Synthesis of new phosphino-oxazoline ligands for asymmetric catalysis

Borabox ligands proved to be efficient ligands for controlling the enantioselectivity of various
metal-catalyzed reactions. Therefore modification of an existing borabox backbone was
implemented and new borabox ligands modified on C(5) position of the oxazoline ring were
prepared and tested in the copper-catalyzed asymmetric cyclopropanation. In this study high
stereocontrol of the reaction was observed. However the presence of sterically demanding
groups at position C(5) did not improve the results compared to the C(5) non-substituted
analogs.
The synthesis of analogous boron-bridged phosphino-oxazolines was attempted via several
synthetic approaches in order to prepare new zwitterionic N,P-ligands. The simple stepwise
substitution by subsequent addition of lithiated oxazoline and phosphine was not possible. It
either led to borabox ligands or to undesired dimeric species, which were inert towards
reaction with other nucleophiles.
We decided to tune the electronic properties of the boron compound by variation of the
substituents in order to avoid multiple substitution or undesired dimer formation. Therefore
aminochloroborates were examined due to their lower reactivity compared to chloroboranes
or chloroborates. A derivative with a phosphine-aminoborate backbone was prepared but
unfortunately the decreased reactivity of the nitrogen-substituted boron center did not allow
another nucleophilic addition of the oxazoline moiety. In order to avoid dimer formation the
reactivity of potassium diaryldifluoroborates was investigated. These tetrasubstituted boron
compounds reacted with lithium oxazolines and provided products of nucleophilic
substitution at the boron center. The resulting oxazoline-substituted fluoroborates could be
isolated as zwitterions after protonation of the oxazoline nitrogen atom. However, the second
intended substitution with the phosphine moiety was not possible. In addition, quantum
chemistry calculations were carried out to support the experimental studies.

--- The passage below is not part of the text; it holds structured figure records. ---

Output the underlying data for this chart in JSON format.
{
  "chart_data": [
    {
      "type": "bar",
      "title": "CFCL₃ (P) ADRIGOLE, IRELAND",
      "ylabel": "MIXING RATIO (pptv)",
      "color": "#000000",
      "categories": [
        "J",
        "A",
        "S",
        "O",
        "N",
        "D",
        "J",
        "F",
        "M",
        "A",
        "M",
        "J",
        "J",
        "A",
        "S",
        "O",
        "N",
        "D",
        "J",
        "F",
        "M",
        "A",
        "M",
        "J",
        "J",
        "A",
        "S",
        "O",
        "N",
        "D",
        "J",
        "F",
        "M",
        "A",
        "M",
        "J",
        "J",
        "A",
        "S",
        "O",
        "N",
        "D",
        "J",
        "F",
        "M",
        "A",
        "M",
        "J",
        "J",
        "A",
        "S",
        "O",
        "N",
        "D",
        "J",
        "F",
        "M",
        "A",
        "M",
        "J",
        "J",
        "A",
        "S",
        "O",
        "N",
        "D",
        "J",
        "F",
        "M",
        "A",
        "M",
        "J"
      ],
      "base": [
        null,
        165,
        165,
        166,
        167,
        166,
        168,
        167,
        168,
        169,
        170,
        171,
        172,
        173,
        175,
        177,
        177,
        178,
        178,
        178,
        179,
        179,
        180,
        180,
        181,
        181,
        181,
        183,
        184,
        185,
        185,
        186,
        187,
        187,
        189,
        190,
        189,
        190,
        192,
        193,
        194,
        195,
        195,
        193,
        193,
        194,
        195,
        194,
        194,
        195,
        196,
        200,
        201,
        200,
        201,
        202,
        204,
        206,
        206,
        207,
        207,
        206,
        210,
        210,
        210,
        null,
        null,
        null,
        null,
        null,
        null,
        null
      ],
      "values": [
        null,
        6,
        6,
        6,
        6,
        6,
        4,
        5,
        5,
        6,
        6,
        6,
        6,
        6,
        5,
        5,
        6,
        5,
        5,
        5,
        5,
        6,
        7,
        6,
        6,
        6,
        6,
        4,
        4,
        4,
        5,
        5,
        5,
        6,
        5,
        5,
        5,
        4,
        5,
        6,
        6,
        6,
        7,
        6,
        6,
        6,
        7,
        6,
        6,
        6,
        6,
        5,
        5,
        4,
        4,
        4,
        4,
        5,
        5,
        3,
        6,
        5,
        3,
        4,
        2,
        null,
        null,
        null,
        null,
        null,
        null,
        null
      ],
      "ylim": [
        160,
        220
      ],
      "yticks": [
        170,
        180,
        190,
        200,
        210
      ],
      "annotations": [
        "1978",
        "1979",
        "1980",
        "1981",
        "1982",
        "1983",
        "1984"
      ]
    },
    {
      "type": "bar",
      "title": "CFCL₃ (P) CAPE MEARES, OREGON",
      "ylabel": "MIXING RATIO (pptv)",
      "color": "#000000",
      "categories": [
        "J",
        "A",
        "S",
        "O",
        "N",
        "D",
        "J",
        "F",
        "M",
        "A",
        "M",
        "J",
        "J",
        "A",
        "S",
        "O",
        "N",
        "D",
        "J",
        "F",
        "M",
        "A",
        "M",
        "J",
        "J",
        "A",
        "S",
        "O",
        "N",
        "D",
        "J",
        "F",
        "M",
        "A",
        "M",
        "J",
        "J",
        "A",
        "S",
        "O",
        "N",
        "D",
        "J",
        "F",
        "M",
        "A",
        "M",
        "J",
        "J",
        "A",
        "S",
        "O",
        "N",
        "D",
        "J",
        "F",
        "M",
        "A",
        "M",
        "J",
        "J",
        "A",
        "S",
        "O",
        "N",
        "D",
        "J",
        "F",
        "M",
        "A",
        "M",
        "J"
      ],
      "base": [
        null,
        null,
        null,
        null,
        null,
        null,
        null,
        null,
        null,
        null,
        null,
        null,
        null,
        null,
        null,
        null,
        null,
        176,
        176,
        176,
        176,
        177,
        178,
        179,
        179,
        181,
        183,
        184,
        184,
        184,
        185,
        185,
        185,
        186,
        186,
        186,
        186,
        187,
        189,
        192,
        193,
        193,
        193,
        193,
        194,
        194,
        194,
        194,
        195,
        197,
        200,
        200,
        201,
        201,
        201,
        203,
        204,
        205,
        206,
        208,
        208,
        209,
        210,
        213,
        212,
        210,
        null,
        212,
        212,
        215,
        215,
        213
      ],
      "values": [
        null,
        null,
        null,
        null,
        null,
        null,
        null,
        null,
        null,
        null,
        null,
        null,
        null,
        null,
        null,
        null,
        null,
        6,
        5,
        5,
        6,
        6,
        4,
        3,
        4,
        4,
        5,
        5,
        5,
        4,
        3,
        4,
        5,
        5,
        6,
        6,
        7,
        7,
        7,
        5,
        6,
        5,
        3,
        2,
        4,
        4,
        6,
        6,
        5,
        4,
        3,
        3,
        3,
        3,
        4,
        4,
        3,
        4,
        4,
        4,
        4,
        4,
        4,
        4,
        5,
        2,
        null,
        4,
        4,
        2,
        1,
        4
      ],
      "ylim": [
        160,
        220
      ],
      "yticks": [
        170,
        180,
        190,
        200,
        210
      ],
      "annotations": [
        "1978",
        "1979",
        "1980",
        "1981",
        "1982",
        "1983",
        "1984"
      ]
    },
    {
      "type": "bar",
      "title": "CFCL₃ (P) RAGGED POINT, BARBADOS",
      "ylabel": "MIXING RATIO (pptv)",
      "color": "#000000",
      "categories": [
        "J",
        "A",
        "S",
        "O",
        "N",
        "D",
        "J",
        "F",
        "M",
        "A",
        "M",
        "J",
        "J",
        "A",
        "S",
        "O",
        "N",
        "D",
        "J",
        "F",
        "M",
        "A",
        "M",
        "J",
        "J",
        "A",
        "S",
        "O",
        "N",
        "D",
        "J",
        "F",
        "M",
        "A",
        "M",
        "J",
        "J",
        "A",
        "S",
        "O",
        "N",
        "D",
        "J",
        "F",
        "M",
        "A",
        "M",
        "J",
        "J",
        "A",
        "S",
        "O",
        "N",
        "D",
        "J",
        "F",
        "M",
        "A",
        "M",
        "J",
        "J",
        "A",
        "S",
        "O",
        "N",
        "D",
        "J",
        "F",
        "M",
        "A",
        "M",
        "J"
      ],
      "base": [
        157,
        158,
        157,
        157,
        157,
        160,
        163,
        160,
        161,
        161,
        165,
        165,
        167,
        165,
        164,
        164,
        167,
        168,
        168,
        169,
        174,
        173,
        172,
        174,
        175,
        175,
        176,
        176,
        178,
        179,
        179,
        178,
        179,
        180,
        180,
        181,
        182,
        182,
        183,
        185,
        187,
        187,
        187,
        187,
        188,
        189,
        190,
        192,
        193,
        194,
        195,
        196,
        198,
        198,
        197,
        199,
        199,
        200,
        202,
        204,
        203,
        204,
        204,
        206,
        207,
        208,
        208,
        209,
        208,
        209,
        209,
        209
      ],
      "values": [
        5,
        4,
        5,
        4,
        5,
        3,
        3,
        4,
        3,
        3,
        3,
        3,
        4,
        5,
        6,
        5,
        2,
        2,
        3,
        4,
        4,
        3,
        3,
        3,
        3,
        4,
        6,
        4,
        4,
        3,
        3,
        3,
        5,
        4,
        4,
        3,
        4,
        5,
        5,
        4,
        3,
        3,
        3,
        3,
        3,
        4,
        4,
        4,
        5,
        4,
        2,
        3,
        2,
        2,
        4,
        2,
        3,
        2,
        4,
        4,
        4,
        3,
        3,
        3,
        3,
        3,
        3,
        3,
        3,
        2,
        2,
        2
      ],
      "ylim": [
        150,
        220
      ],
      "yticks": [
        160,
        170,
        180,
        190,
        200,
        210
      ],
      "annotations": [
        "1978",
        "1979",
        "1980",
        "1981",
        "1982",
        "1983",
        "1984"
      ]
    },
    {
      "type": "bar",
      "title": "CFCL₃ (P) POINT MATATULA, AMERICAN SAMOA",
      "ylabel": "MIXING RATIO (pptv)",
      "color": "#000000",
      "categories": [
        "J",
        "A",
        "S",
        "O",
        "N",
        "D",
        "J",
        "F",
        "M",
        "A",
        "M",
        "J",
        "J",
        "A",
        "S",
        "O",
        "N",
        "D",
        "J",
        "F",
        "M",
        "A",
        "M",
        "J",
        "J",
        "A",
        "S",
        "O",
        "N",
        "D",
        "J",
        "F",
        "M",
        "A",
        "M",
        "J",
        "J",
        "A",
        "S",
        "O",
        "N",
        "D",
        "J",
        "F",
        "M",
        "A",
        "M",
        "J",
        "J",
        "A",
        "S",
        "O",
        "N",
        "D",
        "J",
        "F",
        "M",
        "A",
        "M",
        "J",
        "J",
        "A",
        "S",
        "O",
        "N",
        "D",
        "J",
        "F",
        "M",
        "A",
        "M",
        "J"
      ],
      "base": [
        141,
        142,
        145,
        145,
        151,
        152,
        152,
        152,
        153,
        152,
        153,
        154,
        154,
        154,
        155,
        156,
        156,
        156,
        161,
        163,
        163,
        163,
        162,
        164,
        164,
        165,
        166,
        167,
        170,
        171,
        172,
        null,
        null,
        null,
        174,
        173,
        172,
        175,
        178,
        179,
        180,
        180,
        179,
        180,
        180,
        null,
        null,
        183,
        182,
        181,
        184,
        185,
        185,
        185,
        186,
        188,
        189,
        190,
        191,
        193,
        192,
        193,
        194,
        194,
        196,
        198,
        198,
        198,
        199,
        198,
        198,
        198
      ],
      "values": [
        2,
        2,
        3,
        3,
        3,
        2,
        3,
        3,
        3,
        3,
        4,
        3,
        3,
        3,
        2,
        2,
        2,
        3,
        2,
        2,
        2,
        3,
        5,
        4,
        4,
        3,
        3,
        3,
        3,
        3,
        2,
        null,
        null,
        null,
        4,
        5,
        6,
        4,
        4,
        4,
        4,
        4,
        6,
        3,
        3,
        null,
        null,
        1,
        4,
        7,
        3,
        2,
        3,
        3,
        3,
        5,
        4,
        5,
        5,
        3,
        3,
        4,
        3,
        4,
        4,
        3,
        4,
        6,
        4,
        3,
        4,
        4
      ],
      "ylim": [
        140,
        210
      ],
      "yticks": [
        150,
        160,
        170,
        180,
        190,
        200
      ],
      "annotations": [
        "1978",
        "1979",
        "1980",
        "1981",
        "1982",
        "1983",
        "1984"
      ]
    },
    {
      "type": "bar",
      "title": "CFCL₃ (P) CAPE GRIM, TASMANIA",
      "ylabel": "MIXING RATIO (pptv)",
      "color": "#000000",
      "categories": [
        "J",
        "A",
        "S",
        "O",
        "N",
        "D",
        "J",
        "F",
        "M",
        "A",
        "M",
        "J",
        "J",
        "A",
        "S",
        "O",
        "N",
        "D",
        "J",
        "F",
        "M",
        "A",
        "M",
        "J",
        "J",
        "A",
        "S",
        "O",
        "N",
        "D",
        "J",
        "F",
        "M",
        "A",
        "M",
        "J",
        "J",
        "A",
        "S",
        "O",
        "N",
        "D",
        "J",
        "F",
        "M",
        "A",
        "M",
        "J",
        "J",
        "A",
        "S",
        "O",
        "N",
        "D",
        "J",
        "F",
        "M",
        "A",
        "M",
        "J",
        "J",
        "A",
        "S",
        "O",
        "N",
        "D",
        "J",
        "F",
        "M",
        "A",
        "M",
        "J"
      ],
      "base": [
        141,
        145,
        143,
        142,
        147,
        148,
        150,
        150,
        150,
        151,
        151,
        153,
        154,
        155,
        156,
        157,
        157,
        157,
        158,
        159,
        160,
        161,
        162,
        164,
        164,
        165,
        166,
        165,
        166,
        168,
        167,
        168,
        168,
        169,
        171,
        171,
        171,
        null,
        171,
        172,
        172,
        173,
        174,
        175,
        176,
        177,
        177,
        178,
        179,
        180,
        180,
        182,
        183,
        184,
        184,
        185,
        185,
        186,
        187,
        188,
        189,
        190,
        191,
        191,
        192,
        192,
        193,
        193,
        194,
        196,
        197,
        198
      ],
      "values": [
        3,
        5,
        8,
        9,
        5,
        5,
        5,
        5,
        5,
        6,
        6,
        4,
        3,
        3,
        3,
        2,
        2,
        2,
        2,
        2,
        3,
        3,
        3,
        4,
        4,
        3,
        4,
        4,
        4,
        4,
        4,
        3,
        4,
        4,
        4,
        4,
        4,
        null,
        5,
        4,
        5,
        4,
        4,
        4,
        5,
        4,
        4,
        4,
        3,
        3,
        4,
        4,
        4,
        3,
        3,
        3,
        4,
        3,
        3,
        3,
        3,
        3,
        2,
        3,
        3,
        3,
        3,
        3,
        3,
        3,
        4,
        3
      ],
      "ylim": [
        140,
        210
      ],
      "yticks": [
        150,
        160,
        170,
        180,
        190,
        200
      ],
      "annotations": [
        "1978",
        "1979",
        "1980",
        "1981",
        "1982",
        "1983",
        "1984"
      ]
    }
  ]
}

The synthesis of new NeoPHOX ligands derived from inexpensive chiral aminoacids L-serine
and L-threonine was developed. These chiral ligands were tested in the iridium-catalyzed
asymmetric hydrogenation and palladium-catalyzed allylic substitution. In both reactions the
enantioselectivities achieved were excellent for most of the substrates tested. In the iridium
catalyzed hydrogenation it was found that presence of an acid-stable protecting group of
tertiary alcohol (R2) is necessary in order to achieve full conversions. The enantioselectivities
obtained in the catalytic asymmetric hydrogenation and allylic substitution with the L-serine
and L-threonine derived ligands were almost identical to those reported for tert-butyl-
substituted NeoPHOX ligands, which are derived from very expensive amino acid tert-
leucine.
The use of Ir catalysts for the diastereoselective hydrogenation of Diels-Alder products was
investigated. The best results were obtained with a pyridine-phosphinite complex that
afforded the saturated cyclohexane derivatives with diastereoselectivities of up to 98:2 and
full conversion. The reaction is strongly catalyst-controlled, so it is possible to obtain each of
the two diastereomeric products with high selectivity using either (R)- or (S)-catalyst.